Before last Tuesday, that would’ve been unremarkable — for weeks, months even, talking heads had been anointing Johnson as the “best closer in baseball,” which is always a dangerous mantle for someone not named Mariano Rivera to wear for very long. A week ago, of course, that talk subsided for the time being when for the first time in 36 save attempts (dating back to last year), Jim Johnson blew one.
Then he blew another one. And a third on Monday. And suddenly there was a whole lot of concern in Baltimore and beyond about Jim Johnson and his job security; a lot of talk about whether or not newly-minted shutdown reliever Brian Matusz should take over his job. None of that was really serious of course, at least not at this point. No manager is so insane he’d make such a change based on three bad appearances, as poor as they were, and especially not one so conservative with his pitchers as Buck Showalter.

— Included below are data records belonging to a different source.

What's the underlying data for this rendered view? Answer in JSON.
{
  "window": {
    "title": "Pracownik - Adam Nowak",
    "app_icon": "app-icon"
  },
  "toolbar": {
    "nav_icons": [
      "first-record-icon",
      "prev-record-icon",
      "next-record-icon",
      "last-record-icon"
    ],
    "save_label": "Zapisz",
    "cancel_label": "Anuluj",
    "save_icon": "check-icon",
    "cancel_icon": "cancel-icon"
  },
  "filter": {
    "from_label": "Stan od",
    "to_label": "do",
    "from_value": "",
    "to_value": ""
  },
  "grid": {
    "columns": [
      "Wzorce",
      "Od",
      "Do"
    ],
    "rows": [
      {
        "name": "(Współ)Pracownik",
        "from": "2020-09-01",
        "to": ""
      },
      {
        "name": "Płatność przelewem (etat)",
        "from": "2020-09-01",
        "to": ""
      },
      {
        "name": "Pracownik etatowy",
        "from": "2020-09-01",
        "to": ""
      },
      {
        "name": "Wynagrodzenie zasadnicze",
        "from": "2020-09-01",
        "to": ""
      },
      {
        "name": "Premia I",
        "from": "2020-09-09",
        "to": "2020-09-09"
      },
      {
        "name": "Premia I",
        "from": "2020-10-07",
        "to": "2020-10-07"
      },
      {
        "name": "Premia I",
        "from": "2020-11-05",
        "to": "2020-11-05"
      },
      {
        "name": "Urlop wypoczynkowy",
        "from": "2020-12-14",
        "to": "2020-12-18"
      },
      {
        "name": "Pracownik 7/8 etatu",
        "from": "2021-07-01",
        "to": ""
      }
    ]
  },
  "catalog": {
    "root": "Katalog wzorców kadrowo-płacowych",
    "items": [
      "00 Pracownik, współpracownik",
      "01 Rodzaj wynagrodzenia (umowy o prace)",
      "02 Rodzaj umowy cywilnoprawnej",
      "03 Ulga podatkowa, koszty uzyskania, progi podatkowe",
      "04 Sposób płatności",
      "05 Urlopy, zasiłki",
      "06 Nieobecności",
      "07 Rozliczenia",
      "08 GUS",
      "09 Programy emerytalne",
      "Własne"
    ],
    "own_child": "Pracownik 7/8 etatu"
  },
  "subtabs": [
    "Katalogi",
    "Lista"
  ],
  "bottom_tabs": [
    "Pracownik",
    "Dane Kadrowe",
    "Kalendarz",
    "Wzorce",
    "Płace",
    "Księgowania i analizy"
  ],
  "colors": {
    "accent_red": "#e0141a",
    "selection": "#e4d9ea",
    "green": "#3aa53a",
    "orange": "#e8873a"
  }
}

The thing with Johnson is that he’s not as good as 35 saves in a row looks, nor is he as bad as 3 blown saves in a row looks. He’s always relied on bad contact and keeping balls in play on the ground rather than striking batters out, which is somewhat mystifying when you look at his velocity and the movement he can put on his fastball — my personal theory from watching him the past few years is that as a sinkerball pitcher, sometimes he seems to have problems throwing anything in the upper half of the strike zone, and when he elevates a fastball he elevates it so high that the batter can immediately lay off of it for a ball. Normally that’s not too much of a big deal, unless he loses his feel for the lower part of the zone and starts spiking the ball into the dirt like he has the past three games.
Regardless of the specific “why,” it’s more likely than not that the spike in his strikeout rate at the beginning of this season is an outlier rather than a light going on or a switch being flipped — the volatility of relievers works its magic just as surely on their peripherals as it does on their ERAs. And as the cooler heads in and around Baltimore have said during Johnson’s down stretch — and as that excitable section of the Orioles fanbase crying to the heavens for someone, anyone to save them from this plague upon their mound had to know somewhere past their rage, justified as it was when it led to another humiliating defeat at the hands of the Yankees a few days ago — Jim Johnson, like a whole bunch of late inning guys in baseball, isn’t as good as he looks when he’s good, and isn’t as bad as he looks when he’s bad.